The uptick in M&A has also gone hand-in-hand with a resurgent initial public offering (IPO) window. Earlier this month, Parabilis Medicines secured the largest IPO in biotech history when it listed on the Nasdaq with $670m in proceeds. Parabilis’ IPO came just two months after Kailera Therapeutics – a biotech developing obesity therapies – secured $625m in a US listing. At the time, this was the largest IPO in biotech history, meaning the record has been broken twice in as many months.

PwC analysts said that tighter exit strategies for biotechs still exist, which will continue to be a factor in M&A for the rest of the year.
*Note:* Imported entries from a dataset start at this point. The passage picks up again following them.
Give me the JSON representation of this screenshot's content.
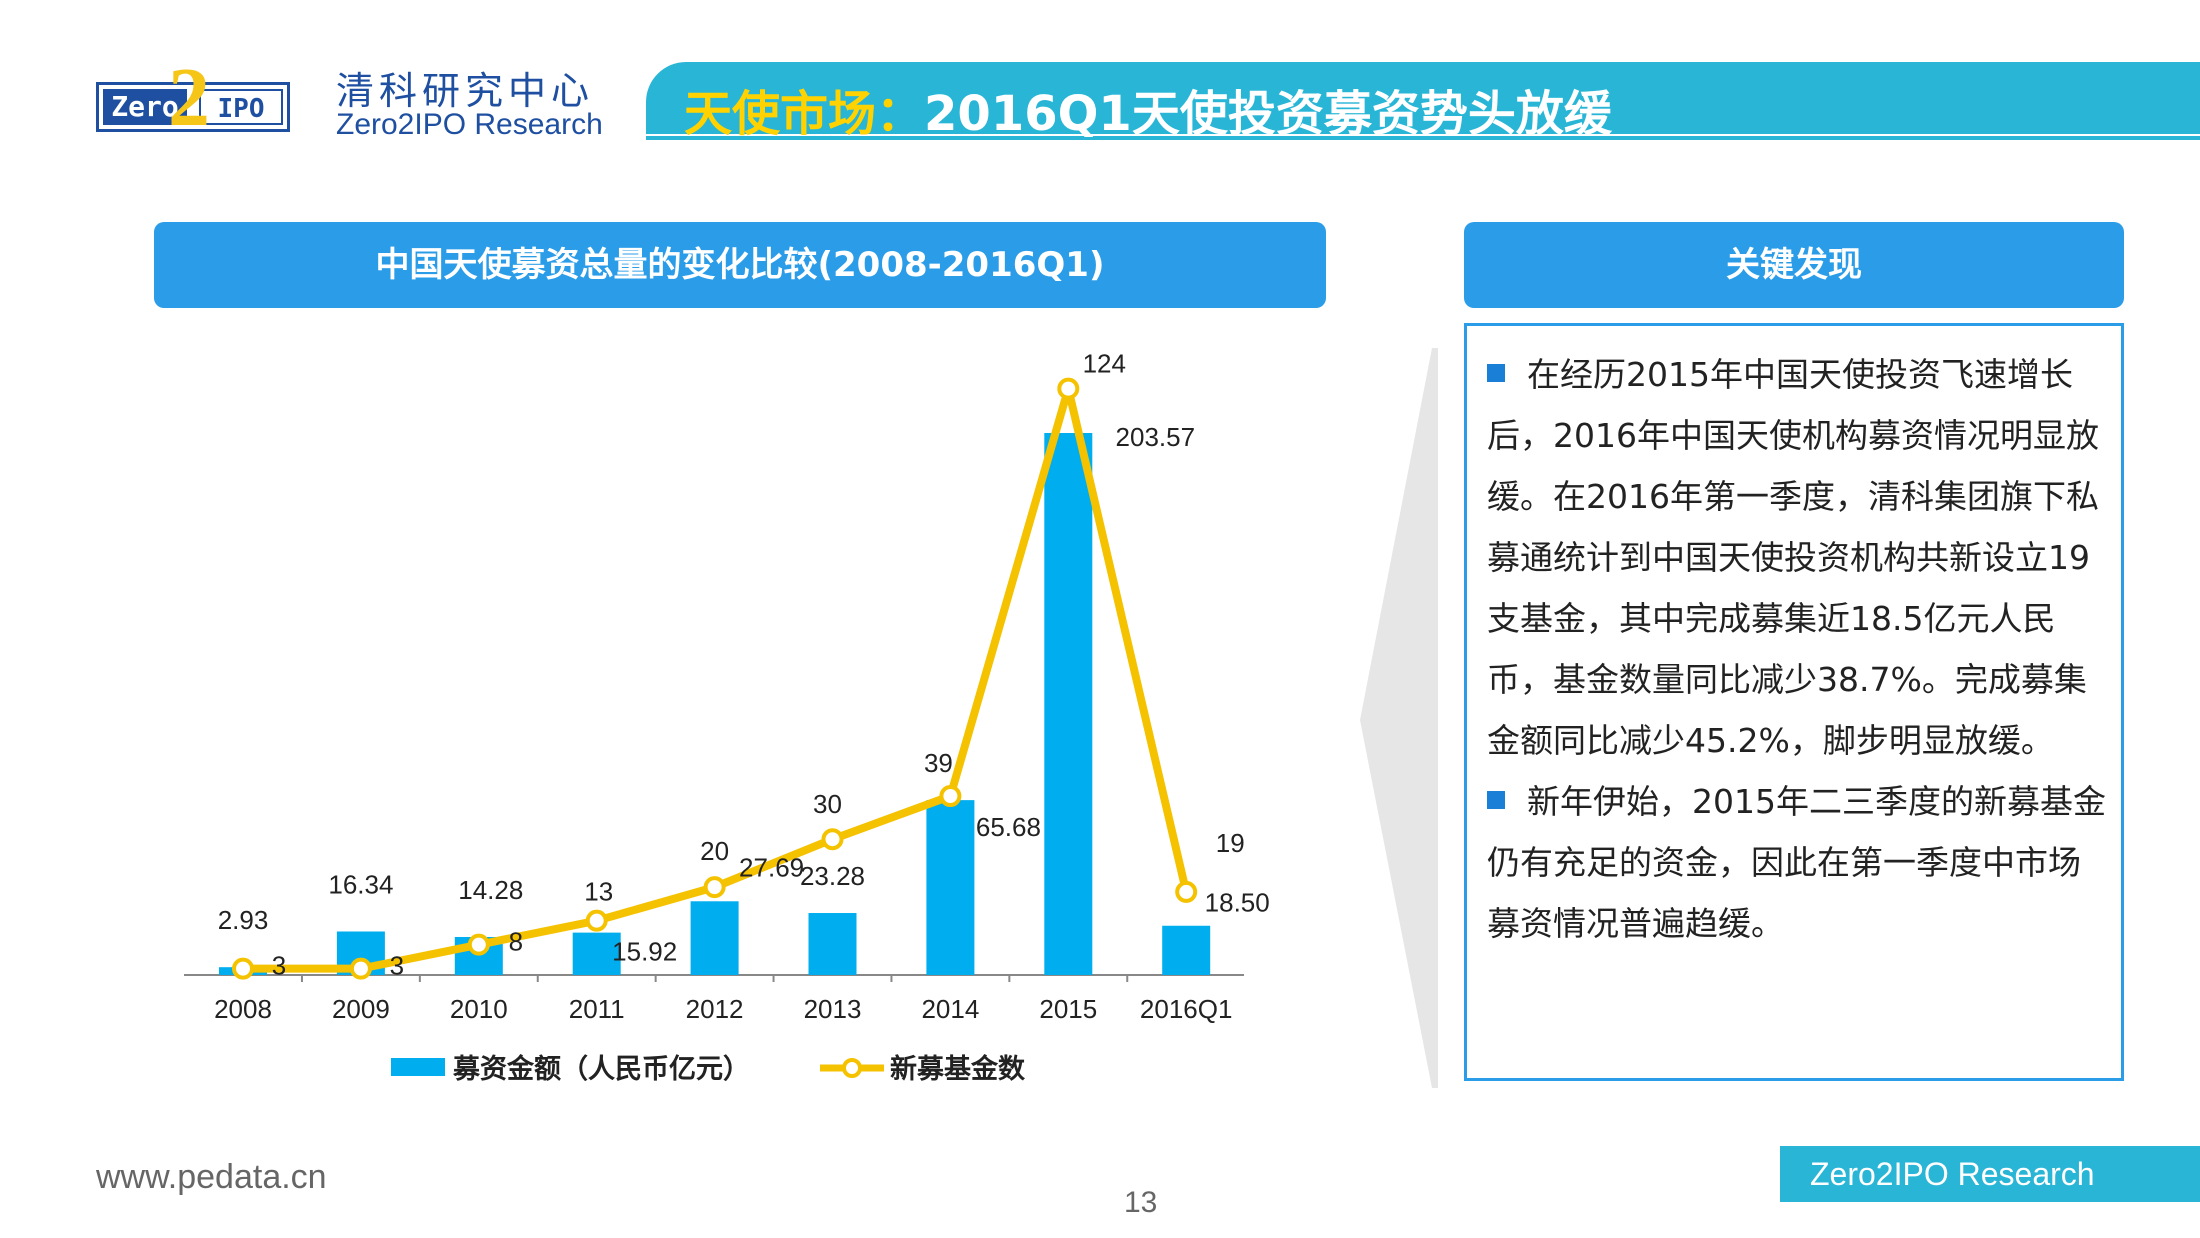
{
  "header": {
    "logo_left": "Zero",
    "logo_two": "2",
    "logo_right": "IPO",
    "brand_cn": "清科研究中心",
    "brand_en": "Zero2IPO Research",
    "title_accent": "天使市场：",
    "title_main": "2016Q1天使投资募资势头放缓"
  },
  "colors": {
    "bar": "#00aeef",
    "line": "#f5c200",
    "header_blue": "#2b9de8",
    "title_teal": "#29b6d6"
  },
  "chart_panel": {
    "header": "中国天使募资总量的变化比较(2008-2016Q1)"
  },
  "chart_data": {
    "type": "bar",
    "title": "中国天使募资总量的变化比较(2008-2016Q1)",
    "categories": [
      "2008",
      "2009",
      "2010",
      "2011",
      "2012",
      "2013",
      "2014",
      "2015",
      "2016Q1"
    ],
    "series": [
      {
        "name": "募资金额（人民币亿元）",
        "type": "bar",
        "values": [
          2.93,
          16.34,
          14.28,
          15.92,
          27.69,
          23.28,
          65.68,
          203.57,
          18.5
        ],
        "labels": [
          "2.93",
          "16.34",
          "14.28",
          "15.92",
          "27.69",
          "23.28",
          "65.68",
          "203.57",
          "18.50"
        ]
      },
      {
        "name": "新募基金数",
        "type": "line",
        "values": [
          3,
          3,
          8,
          13,
          20,
          30,
          39,
          124,
          19
        ],
        "labels": [
          "3",
          "3",
          "8",
          "13",
          "20",
          "30",
          "39",
          "124",
          "19"
        ]
      }
    ],
    "bar_ylim": [
      0,
      270
    ],
    "line_ylim": [
      0,
      136
    ],
    "grid": false,
    "legend_position": "bottom"
  },
  "findings": {
    "header": "关键发现",
    "p1": "在经历2015年中国天使投资飞速增长后，2016年中国天使机构募资情况明显放缓。在2016年第一季度，清科集团旗下私募通统计到中国天使投资机构共新设立19支基金，其中完成募集近18.5亿元人民币，基金数量同比减少38.7%。完成募集金额同比减少45.2%，脚步明显放缓。",
    "p2": "新年伊始，2015年二三季度的新募基金仍有充足的资金，因此在第一季度中市场募资情况普遍趋缓。"
  },
  "footer": {
    "url": "www.pedata.cn",
    "page": "13",
    "brand": "Zero2IPO Research"
  }
}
“While the biotech IPO window is slowly opening again, there are still only a small number of companies making their debut on the public market. IPOs are requiring increased proof of clinical success, making many biotechs seek alternative exits,” the report says.

However, the report states that those who have made the public jump are doing well with favourable valuations, signalling renewed investor confidence. The influx of capital, too, is helping propel pipelines towards late-stage development.

The report added: “As a result, more advanced assets are driving higher deal values and volumes as large-cap buyers are willing to pay more for derisked assets that address looming LOE gaps.”